Sophie's Choice - William Styron [206]
Sylvia was his precious pet, and that is what he called her. My pet. He had no one else to really squander his money on, and so, instead of voicing the standard husband’s complaint, he actually encouraged her frequent buying sprees to Manhattan. There with some female friend—flush, plump and idle like herself—she would sweep through Altman and Bergdorf and Bonwit and half a dozen other fancy shops and return to Queens with the back seat stacked high with boxes of ladies’ merchandise, most of which languished in pristine condition in her bureau drawers or got stuffed into the recesses of her many closets, where Blackstock later found score upon score of unused gowns and dresses faintly smudged with mildew. What Blackstock did not know until the sad fact was past undoing was that after her orgy of shopping she usually got drunk with her companion of the day; she favored the lounge of the Westbury Hotel on Madison Avenue where the bartender was friendly, indulgent and discreet But her ability to cope with the Southern Comfort—which even at the Westbury remained her steady tipple—was being swiftly undermined, and the disaster when it struck was sudden, terrifying and, as I say, almost indecently bizarre.
Returning to St. Albans one afternoon by way of the Triborough Bridge, she lost control of the car while driving at ferocious speed (the police said that the speedometer was frozen at eighty-five miles an hour), smashed into the rear end of a truck and spun out against the guardrail of the bridge, where the Chrysler was instantly transmuted into steel splinters and plastic shards. Sylvia’s friend, a Mrs. Braunstein, died three hours later in a hospital.

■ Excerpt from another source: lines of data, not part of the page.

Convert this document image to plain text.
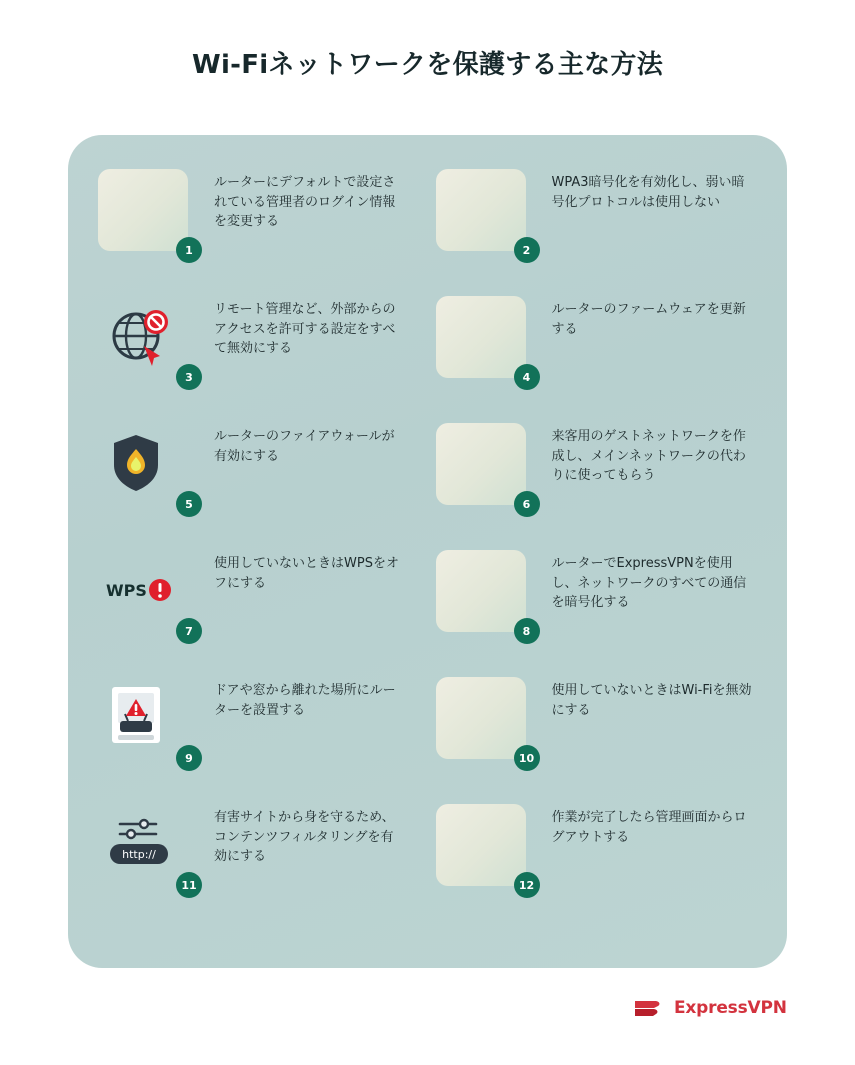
Wi-Fiネットワークを保護する主な方法
1
ルーターにデフォルトで設定されている管理者のログイン情報を変更する
2
WPA3暗号化を有効化し、弱い暗号化プロトコルは使用しない
3
リモート管理など、外部からのアクセスを許可する設定をすべて無効にする
4
ルーターのファームウェアを更新する
5
ルーターのファイアウォールが有効にする
6
来客用のゲストネットワークを作成し、メインネットワークの代わりに使ってもらう
WPS
7
使用していないときはWPSをオフにする
8
ルーターでExpressVPNを使用し、ネットワークのすべての通信を暗号化する
9
ドアや窓から離れた場所にルーターを設置する
10
使用していないときはWi-Fiを無効にする
http://
11
有害サイトから身を守るため、コンテンツフィルタリングを有効にする
12
作業が完了したら管理画面からログアウトする
ExpressVPN
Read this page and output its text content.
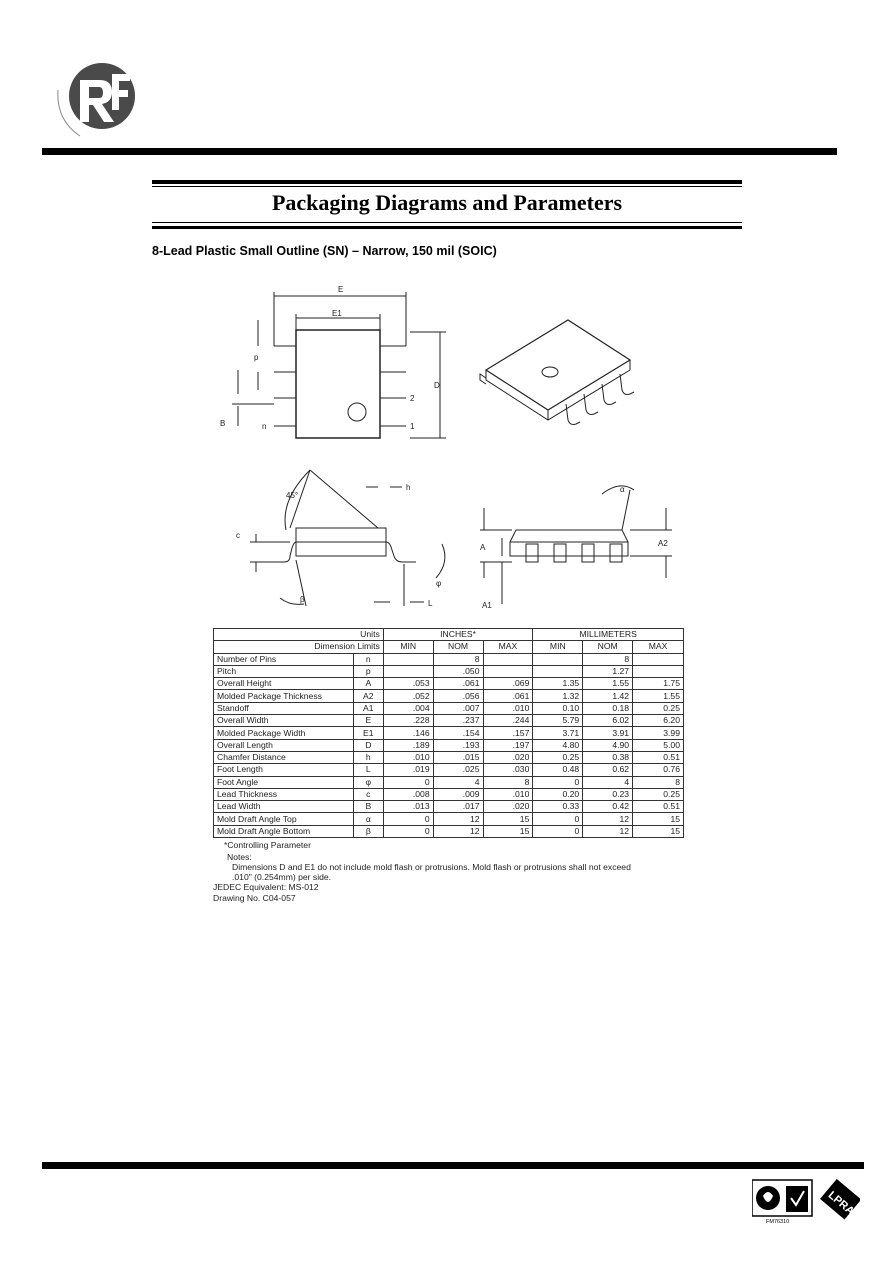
Packaging Diagrams and Parameters
8-Lead Plastic Small Outline (SN) – Narrow, 150 mil (SOIC)
E
E1
D
p
B	n
2
1
45°
h
c
φ
β	L
A	A2
A1
α
Units		INCHES*			MILLIMETERS		
Dimension Limits		MIN	NOM	MAX	MIN	NOM	MAX
Number of Pins	n		8			8	
Pitch	p		.050			1.27	
Overall Height	A	.053	.061	.069	1.35	1.55	1.75
Molded Package Thickness	A2	.052	.056	.061	1.32	1.42	1.55
Standoff	A1	.004	.007	.010	0.10	0.18	0.25
Overall Width	E	.228	.237	.244	5.79	6.02	6.20
Molded Package Width	E1	.146	.154	.157	3.71	3.91	3.99
Overall Length	D	.189	.193	.197	4.80	4.90	5.00
Chamfer Distance	h	.010	.015	.020	0.25	0.38	0.51
Foot Length	L	.019	.025	.030	0.48	0.62	0.76
Foot Angle	φ	0	4	8	0	4	8
Lead Thickness	c	.008	.009	.010	0.20	0.23	0.25
Lead Width	B	.013	.017	.020	0.33	0.42	0.51
Mold Draft Angle Top	α	0	12	15	0	12	15
Mold Draft Angle Bottom	β	0	12	15	0	12	15
*Controlling Parameter
Notes:
Dimensions D and E1 do not include mold flash or protrusions. Mold flash or protrusions shall not exceed
.010" (0.254mm) per side.
JEDEC Equivalent: MS-012
Drawing No. C04-057
FM76310
LPRA
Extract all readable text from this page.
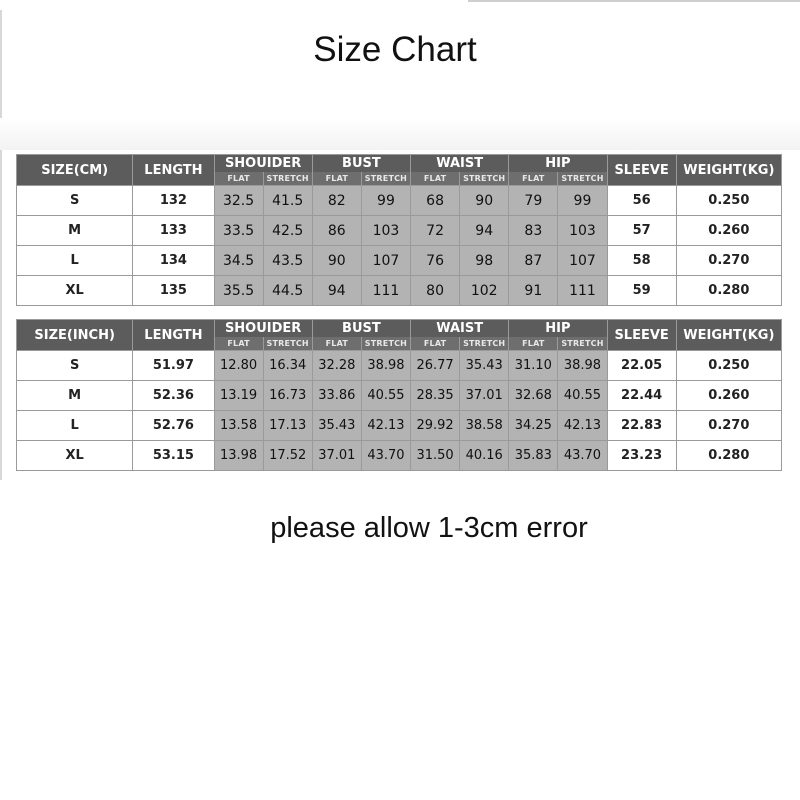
Size Chart
SIZE(CM)	LENGTH	SHOUIDER		BUST		WAIST		HIP		SLEEVE	WEIGHT(KG)
		FLAT	STRETCH	FLAT	STRETCH	FLAT	STRETCH	FLAT	STRETCH		
S	132	32.5	41.5	82	99	68	90	79	99	56	0.250
M	133	33.5	42.5	86	103	72	94	83	103	57	0.260
L	134	34.5	43.5	90	107	76	98	87	107	58	0.270
XL	135	35.5	44.5	94	111	80	102	91	111	59	0.280
SIZE(INCH)	LENGTH	SHOUIDER		BUST		WAIST		HIP		SLEEVE	WEIGHT(KG)
		FLAT	STRETCH	FLAT	STRETCH	FLAT	STRETCH	FLAT	STRETCH		
S	51.97	12.80	16.34	32.28	38.98	26.77	35.43	31.10	38.98	22.05	0.250
M	52.36	13.19	16.73	33.86	40.55	28.35	37.01	32.68	40.55	22.44	0.260
L	52.76	13.58	17.13	35.43	42.13	29.92	38.58	34.25	42.13	22.83	0.270
XL	53.15	13.98	17.52	37.01	43.70	31.50	40.16	35.83	43.70	23.23	0.280
please allow 1-3cm error
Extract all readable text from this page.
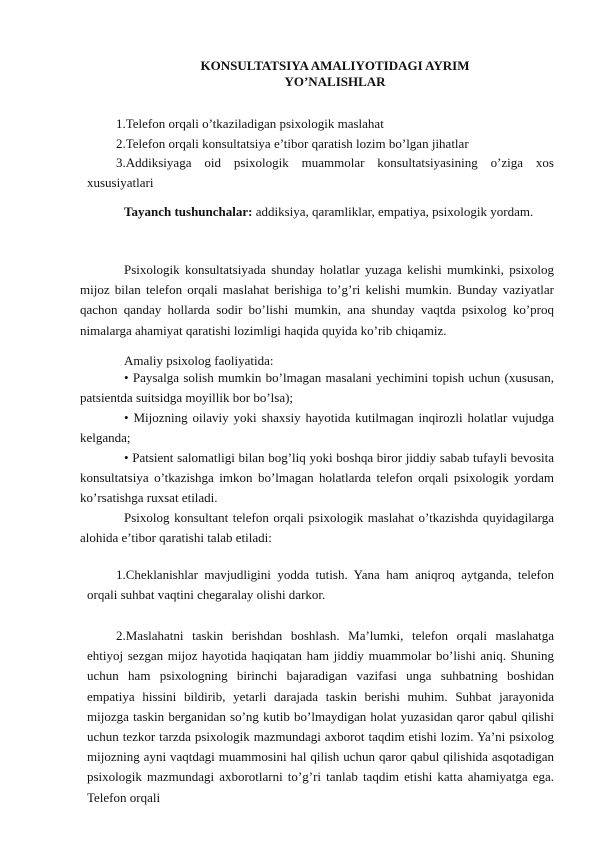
KONSULTATSIYA AMALIYOTIDAGI AYRIM
YO’NALISHLAR
1.Telefon orqali o’tkaziladigan psixologik maslahat
2.Telefon orqali konsultatsiya e’tibor qaratish lozim bo’lgan jihatlar
3.Addiksiyaga oid psixologik muammolar konsultatsiyasining o’ziga xos xususiyatlari
Tayanch tushunchalar: addiksiya, qaramliklar, empatiya, psixologik yordam.
Psixologik konsultatsiyada shunday holatlar yuzaga kelishi mumkinki, psixolog mijoz bilan telefon orqali maslahat berishiga to’g’ri kelishi mumkin. Bunday vaziyatlar qachon qanday hollarda sodir bo’lishi mumkin, ana shunday vaqtda psixolog ko’proq nimalarga ahamiyat qaratishi lozimligi haqida quyida ko’rib chiqamiz.
Amaliy psixolog faoliyatida:
• Paysalga solish mumkin bo’lmagan masalani yechimini topish uchun (xususan, patsientda suitsidga moyillik bor bo’lsa);
• Mijozning oilaviy yoki shaxsiy hayotida kutilmagan inqirozli holatlar vujudga kelganda;
• Patsient salomatligi bilan bog’liq yoki boshqa biror jiddiy sabab tufayli bevosita konsultatsiya o’tkazishga imkon bo’lmagan holatlarda telefon orqali psixologik yordam ko’rsatishga ruxsat etiladi.
Psixolog konsultant telefon orqali psixologik maslahat o’tkazishda quyidagilarga alohida e’tibor qaratishi talab etiladi:
1.Cheklanishlar mavjudligini yodda tutish. Yana ham aniqroq aytganda, telefon orqali suhbat vaqtini chegaralay olishi darkor.
2.Maslahatni taskin berishdan boshlash. Ma’lumki, telefon orqali maslahatga ehtiyoj sezgan mijoz hayotida haqiqatan ham jiddiy muammolar bo’lishi aniq. Shuning uchun ham psixologning birinchi bajaradigan vazifasi unga suhbatning boshidan empatiya hissini bildirib, yetarli darajada taskin berishi muhim. Suhbat jarayonida mijozga taskin berganidan so’ng kutib bo’lmaydigan holat yuzasidan qaror qabul qilishi uchun tezkor tarzda psixologik mazmundagi axborot taqdim etishi lozim. Ya’ni psixolog mijozning ayni vaqtdagi muammosini hal qilish uchun qaror qabul qilishida asqotadigan psixologik mazmundagi axborotlarni to’g’ri tanlab taqdim etishi katta ahamiyatga ega. Telefon orqali
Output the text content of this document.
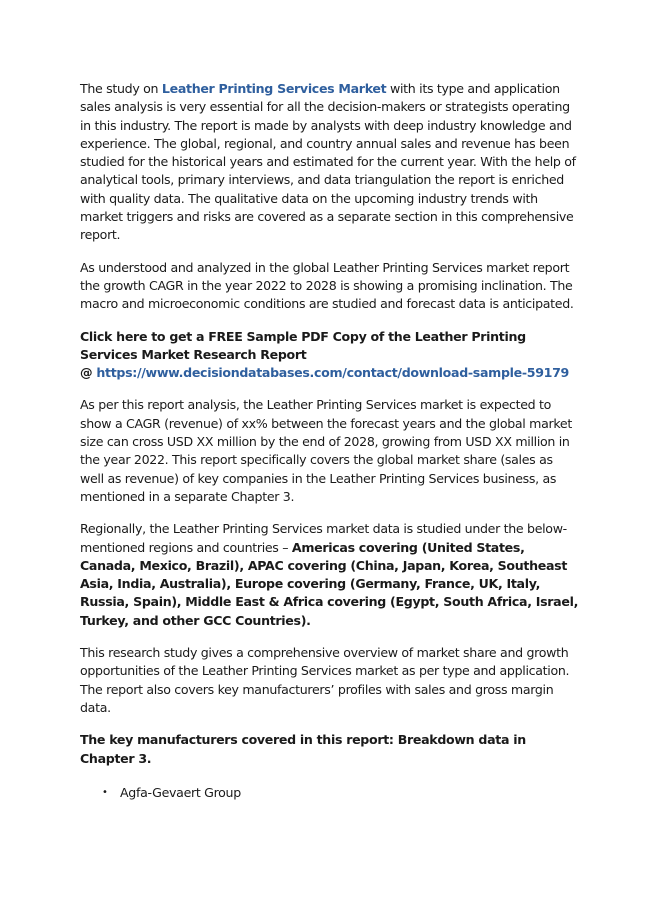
The study on Leather Printing Services Market with its type and application sales analysis is very essential for all the decision-makers or strategists operating in this industry. The report is made by analysts with deep industry knowledge and experience. The global, regional, and country annual sales and revenue has been studied for the historical years and estimated for the current year. With the help of analytical tools, primary interviews, and data triangulation the report is enriched with quality data. The qualitative data on the upcoming industry trends with market triggers and risks are covered as a separate section in this comprehensive report.

As understood and analyzed in the global Leather Printing Services market report the growth CAGR in the year 2022 to 2028 is showing a promising inclination. The macro and microeconomic conditions are studied and forecast data is anticipated.

Click here to get a FREE Sample PDF Copy of the Leather Printing
Services Market Research Report
@ https://www.decisiondatabases.com/contact/download-sample-59179

As per this report analysis, the Leather Printing Services market is expected to show a CAGR (revenue) of xx% between the forecast years and the global market size can cross USD XX million by the end of 2028, growing from USD XX million in the year 2022. This report specifically covers the global market share (sales as well as revenue) of key companies in the Leather Printing Services business, as mentioned in a separate Chapter 3.

Regionally, the Leather Printing Services market data is studied under the below-mentioned regions and countries – Americas covering (United States, Canada, Mexico, Brazil), APAC covering (China, Japan, Korea, Southeast Asia, India, Australia), Europe covering (Germany, France, UK, Italy, Russia, Spain), Middle East & Africa covering (Egypt, South Africa, Israel, Turkey, and other GCC Countries).

This research study gives a comprehensive overview of market share and growth opportunities of the Leather Printing Services market as per type and application. The report also covers key manufacturers’ profiles with sales and gross margin data.

The key manufacturers covered in this report: Breakdown data in Chapter 3.

• Agfa-Gevaert Group
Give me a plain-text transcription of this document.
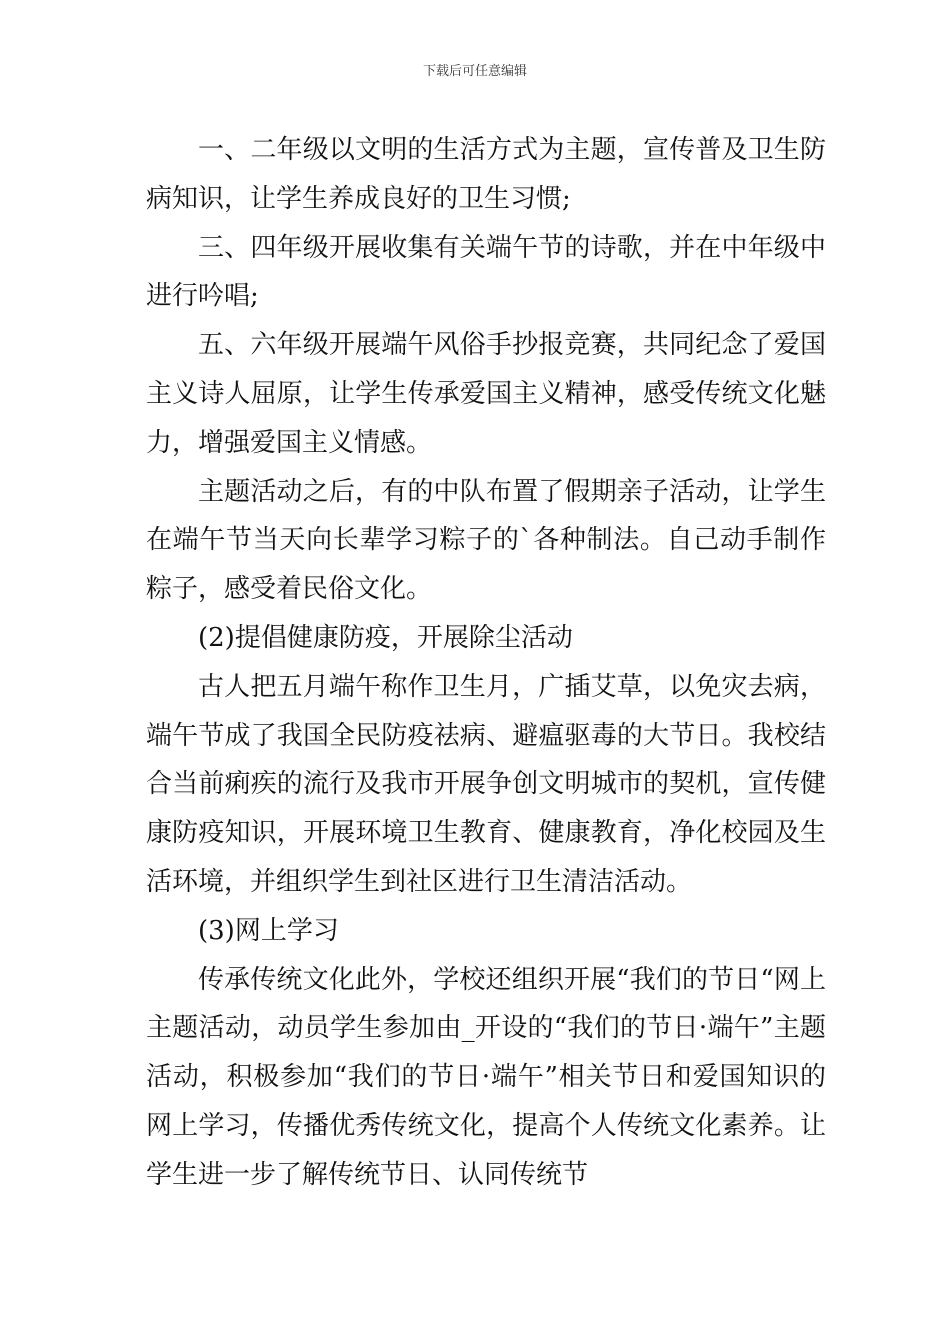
下载后可任意编辑

一、二年级以文明的生活方式为主题，宣传普及卫生防病知识，让学生养成良好的卫生习惯;

三、四年级开展收集有关端午节的诗歌，并在中年级中进行吟唱;

五、六年级开展端午风俗手抄报竞赛，共同纪念了爱国主义诗人屈原，让学生传承爱国主义精神，感受传统文化魅力，增强爱国主义情感。

主题活动之后，有的中队布置了假期亲子活动，让学生在端午节当天向长辈学习粽子的`各种制法。自己动手制作粽子，感受着民俗文化。

(2)提倡健康防疫，开展除尘活动

古人把五月端午称作卫生月，广插艾草，以免灾去病，端午节成了我国全民防疫祛病、避瘟驱毒的大节日。我校结合当前痢疾的流行及我市开展争创文明城市的契机，宣传健康防疫知识，开展环境卫生教育、健康教育，净化校园及生活环境，并组织学生到社区进行卫生清洁活动。

(3)网上学习

传承传统文化此外，学校还组织开展“我们的节日“网上主题活动，动员学生参加由_开设的“我们的节日·端午”主题活动，积极参加“我们的节日·端午”相关节日和爱国知识的网上学习，传播优秀传统文化，提高个人传统文化素养。让学生进一步了解传统节日、认同传统节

Sylvia herself was decapitated, which in itself was ghastly enough; it was intolerable that to Blackstock’s nearly insane grief was added the knowledge that the head itself vanished, catapulted by the immense impact into the East River. (There are in the lives of all of us odd instances where one later crosses the path of someone associated with what one regarded as an abstract public event; that spring I had with a small shudder read the Daily Mirror headline RIVER SEARCH CONTINUES FOR WOMAN’S HEAD, scarcely realizing that I would soon have at least a distant connection with the victim’s spouse.)
Blackstock was virtually a suicide. His grief was an inundation—Amazonian, He suspended his end of the practice indefinitely, leaving his patients to the ministrations of his assistant, Seymour Katz. He announced piteously that he might never resume practice, but retire to Miami Beach. The doctor had no near relatives, and in his wild bereavement—so deep and burningly felt that she could not help but be moved by it—Sophie found herself acting as a kind of surrogate kin, a younger sister or daughter. During the several days while the search for Sylvia’s head went on, Sophie was at his side in the St. Albans house almost constantly, fetching him sedatives, brewing him tea, patiently listening to his dirge for his wife. Dozens of people moved in and out, but she was his mainstay. There was the matter of the funeral—he refused to have her buried headless; steeling herself, Sophie had to absorb much gruesome theoretical talk about this problem.